Hace falta tener valentía, para mirarnos con la suficiente sinceridad y
buscar dentro de nosotros. ¿Qué nos hizo quedarnos? A pesar, que a nuestros
hijos, no les podemos ofrecer un ambiente en armonía, unos padres tranquilos,
ni un modelo de pareja que se respeta y ama maduramente, con sus más y sus
menos, pero con amor.
La estructura familiar va a cambiar, por supuesto. Algunas mamas dicen entre lagrimas “yo quiero que mi hijo viva con su padre”, es cierto los hijos necesitan a ambos padres. Aunque no a costa de todo, la “carga” de silencios forzados, las malas caras, la indiferencia rondando por todos los rincones, discusiones sin fin o en el peor de los casos, agresiones, viviendo en un caos continuo. En el que se sienten muy angustiados, porque intuyen el ambiente enrarecido, de un hogar que es todo menos seguro y confiable, esperando que en cualquier momento, se desate la tormenta.
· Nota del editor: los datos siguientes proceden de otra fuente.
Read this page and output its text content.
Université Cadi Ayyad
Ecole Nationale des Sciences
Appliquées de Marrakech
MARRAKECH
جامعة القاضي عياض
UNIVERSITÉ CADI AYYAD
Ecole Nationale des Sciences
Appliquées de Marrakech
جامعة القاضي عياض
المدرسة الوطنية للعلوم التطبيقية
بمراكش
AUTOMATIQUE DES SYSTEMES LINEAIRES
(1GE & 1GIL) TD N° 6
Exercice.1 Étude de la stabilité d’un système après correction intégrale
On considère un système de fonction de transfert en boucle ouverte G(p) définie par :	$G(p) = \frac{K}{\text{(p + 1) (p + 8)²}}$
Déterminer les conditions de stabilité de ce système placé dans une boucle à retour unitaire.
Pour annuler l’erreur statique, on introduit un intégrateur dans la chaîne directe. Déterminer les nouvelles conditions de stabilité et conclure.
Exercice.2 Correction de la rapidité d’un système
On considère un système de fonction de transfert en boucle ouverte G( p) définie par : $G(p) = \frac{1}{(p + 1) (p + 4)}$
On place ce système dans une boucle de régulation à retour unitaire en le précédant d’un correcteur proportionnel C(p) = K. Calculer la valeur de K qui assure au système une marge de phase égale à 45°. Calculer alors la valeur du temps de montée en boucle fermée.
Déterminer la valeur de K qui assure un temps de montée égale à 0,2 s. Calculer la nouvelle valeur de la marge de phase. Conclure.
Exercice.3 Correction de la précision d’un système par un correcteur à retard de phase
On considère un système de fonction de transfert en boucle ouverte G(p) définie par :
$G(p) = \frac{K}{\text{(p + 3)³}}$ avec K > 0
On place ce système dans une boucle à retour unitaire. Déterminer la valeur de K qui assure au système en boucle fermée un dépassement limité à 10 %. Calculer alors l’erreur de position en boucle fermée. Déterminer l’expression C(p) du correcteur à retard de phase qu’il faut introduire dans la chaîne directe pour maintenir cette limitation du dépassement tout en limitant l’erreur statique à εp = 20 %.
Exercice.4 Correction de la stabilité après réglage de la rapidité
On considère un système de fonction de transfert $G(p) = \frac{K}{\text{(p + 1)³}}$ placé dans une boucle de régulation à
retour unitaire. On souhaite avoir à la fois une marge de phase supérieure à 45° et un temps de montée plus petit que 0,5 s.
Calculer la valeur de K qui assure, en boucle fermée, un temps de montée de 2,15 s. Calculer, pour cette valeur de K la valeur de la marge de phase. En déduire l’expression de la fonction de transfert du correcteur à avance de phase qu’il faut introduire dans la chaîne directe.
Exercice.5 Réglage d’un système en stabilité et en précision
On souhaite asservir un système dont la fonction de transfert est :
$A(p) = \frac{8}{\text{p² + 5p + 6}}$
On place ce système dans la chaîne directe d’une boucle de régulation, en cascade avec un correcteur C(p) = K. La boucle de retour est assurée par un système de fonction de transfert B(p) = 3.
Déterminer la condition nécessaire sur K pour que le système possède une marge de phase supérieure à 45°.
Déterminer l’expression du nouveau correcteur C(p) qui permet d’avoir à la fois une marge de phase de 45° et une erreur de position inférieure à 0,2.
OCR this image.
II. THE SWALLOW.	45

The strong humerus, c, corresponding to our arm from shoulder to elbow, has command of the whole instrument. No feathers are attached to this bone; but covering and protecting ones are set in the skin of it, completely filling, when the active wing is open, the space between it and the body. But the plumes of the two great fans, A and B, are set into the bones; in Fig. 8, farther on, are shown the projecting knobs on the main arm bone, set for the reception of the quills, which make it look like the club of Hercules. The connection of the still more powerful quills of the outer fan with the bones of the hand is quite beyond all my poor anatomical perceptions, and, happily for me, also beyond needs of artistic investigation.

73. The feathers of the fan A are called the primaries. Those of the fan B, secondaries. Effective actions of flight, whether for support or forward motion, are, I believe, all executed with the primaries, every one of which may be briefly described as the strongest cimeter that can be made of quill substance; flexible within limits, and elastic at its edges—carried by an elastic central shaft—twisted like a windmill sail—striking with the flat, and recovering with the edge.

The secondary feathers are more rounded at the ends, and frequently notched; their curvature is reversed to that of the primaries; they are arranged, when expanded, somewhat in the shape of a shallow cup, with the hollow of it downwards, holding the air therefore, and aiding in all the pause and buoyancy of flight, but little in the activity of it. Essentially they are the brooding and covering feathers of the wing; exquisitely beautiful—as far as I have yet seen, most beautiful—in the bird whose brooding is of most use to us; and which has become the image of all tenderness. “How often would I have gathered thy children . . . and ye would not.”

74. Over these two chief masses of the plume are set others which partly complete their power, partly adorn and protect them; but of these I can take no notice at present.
Nuestros hijos ven nuestras actitudes, aunque las
disfracemos de conformidad, siendo éstas el caldo de cultivo, con que se irán identificando y construyendo su
personalidad, su forma de ser y de sentir el mundo, incluidas las relaciones.
José cuenta “mis padres discutían y yo me escondía en el
baño, no podía soportarlo, pensaba: “¡qué paren por favor, qué paren ya”.
Lloraba fuerte, intentando poner un freno al descontrol, que sus padres
creaban. Esto hizo que poco a poco, fuese adquiriendo una actitud pseudoadulta
y perdiendo su mundo de niño, para estar continuamente conectado con el “termostato”
emocional de la familia, andando de puntillas, por si acaso.
María sumergida en el marasmo familiar y con unos padres
que no se podían sostener, aprendió a no creer en lo que
ellos le prometían, sintiéndose en tierra de nadie y con una visión de franca
desconfianza ante las relaciones con los demás.
Sin embargo, si podemos ser honestos con nosotros mismos
y si nuestra relación de pareja está
terminada, tomar la decisión de separarnos no desde la culpa, sino desde la
madurez, quizás sea lo más adecuado. Aunque nos de vértigo al pensar, como reiniciar
nuestra vida. Si somos capaces de sostenerlos, calmarlos y acompañarlos en este
proceso, nosotros creceremos y ellos también, sabiendo que sus padres no están
juntos, pero si cada uno presente desde su lugar.